Death annoys me less.
And whilst it's true I am not quite ready to face it either for myself or my loved ones, I know that when the time comes it will seem a hell of a lot less odious than forking over money to a large bureaucratic system filled with career rubber stampers.
That's how much the idea of taxation irritates me.
But age, and aging, well now there is a swimming pool sized can of worms waiting to be explored.
You see, I am of THAT age- dare I speak it's name ?
Yes I'm going to.
2009 I turned 40.
Name and shame.
I'm Middle Aged.
Not 'young adult' or ' at the beginning of an amazing adventure'.
I am- with any luck- about half way through my great journey, and I have the scars to prove it.
The reason this topic strikes me as slightly treacherous territory is because of the couple of hundred friends I have around the world who are the same age as me, some of whom appear to be either denying the existence of the passing years, or clawing onto the empties hoping to recapture something they think they once had.

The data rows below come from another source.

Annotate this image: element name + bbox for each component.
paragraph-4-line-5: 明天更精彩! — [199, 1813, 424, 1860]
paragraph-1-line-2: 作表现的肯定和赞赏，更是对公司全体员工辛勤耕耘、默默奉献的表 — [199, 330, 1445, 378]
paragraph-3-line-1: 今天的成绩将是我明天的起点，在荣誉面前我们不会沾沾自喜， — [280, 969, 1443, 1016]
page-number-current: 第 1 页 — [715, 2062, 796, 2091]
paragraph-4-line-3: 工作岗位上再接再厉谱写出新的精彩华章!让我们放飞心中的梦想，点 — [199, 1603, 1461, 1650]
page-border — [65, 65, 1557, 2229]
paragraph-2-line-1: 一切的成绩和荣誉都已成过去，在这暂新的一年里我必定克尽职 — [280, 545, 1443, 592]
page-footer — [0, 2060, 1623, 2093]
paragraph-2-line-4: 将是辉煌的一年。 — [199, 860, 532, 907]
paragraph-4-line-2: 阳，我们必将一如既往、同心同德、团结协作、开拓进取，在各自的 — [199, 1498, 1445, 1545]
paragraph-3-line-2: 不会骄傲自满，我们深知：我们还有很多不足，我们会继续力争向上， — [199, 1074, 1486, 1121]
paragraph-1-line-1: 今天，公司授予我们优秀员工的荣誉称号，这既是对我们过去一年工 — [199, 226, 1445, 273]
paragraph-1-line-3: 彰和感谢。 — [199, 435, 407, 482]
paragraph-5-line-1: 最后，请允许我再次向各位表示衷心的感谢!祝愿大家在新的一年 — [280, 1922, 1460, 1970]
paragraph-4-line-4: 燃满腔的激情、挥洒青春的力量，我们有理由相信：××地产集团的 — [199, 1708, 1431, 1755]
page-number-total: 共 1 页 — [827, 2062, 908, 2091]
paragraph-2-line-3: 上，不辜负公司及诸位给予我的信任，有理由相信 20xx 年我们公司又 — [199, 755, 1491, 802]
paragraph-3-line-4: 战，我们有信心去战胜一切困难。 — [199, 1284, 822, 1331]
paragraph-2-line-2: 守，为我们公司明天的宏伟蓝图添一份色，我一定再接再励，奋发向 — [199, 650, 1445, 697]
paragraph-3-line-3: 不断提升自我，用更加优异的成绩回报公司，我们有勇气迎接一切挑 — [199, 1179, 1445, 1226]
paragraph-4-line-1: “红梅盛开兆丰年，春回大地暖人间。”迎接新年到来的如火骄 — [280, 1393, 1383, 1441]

These people, people I care about, people I choose to spend energy on, may read this entry today and feel slightly aggrieved by my proud declaration of ' half-way-through-ness', and be offended to be considered in the same category.
They may throw their hands up in the air- because they really DO care- and worry that if they associate themselves with someone so blatantly aging then they too may be considered part of the middle aged set.
I have some news.
You are.
But for them, for you, my dear reader, I have some words of comfort.
You are not dead.
You are here and, surviving, aging, wiser (hopefully) , smarter (perhaps) and more experienced than before.
You have made it thus far.
You are a better version of yourself than you were in your 20's because you know more stuff, have seen more things, can draw on more, have more to say for yourself, can provide more to the community.
You have been more places, tried more, failed more, lost more, won more and gained more.
You have learned to cope with more, are no longer as easily fooled as you were, are able to distinguish wheat from chaff faster, and know exactly what to do with it.
And yet you are still alive and walking around.
Still excited by things.
Intrigued and delighted by things.
Still able to feel pain, and love, and anger, and contentment.
You care and have compassion with a fuller, more developed sense of self.
Your heart still beats, your loins still stir, and in the privacy of your own bedroom, you still find certain parts of yourself sexy ( even if you now have to turn off the lights to do it).
Being middle aged is OK.
I refuse- point blank- to deny my passing years and the war wounds I have endured that make me the woman I am today.
And why the fuck should I ?
Because it is embarrassing to be getting older?
Because the present only belongs to the young?
Because some snot nosed 27 year old with a tenuous grasp of human anatomy declares that the only dress to be seen in this summer is made from strategically placed see through sequins which should be worn only with metal and leather footwear not seen since the Spanish Inquisition?
Pish to her - or worse - Him.
Pish to the fashion Nazi's and the middle aged desperado's who refuse to see the wood for the trees.
Pish to their fear of getting the run rate up on their score card.
I take a handful of vitamins everyday, and I now have more de-wrinkling face creams than a counter at a large department store.
I am not immune to wishing to be seen as attractive- although my lack of discipline in the diet department simply MUST be addressed this year, for my health if nothing else- but if I died tomorrow, I can put my hand on my heart and say that I lasted into my middle ages, and that had I not died I would have relished in everyday that took me into the wrinkly, sagging, sensuous and proud future.
A future where I may, in fact, choose to wear that see through sequined dress.
Or a burlap sack, or granny knickers, or a g-sting, or all 4 at once.
After all, one of the great advantages of no longer being considered 'young and hip' is being able to define yourself as 'old and weird'.
That is a category with MUCH more promise.
Roll on years......I feel a bout of autumnal aged eccentricity coming on.....and I want to get a good seat at the front for all my friends.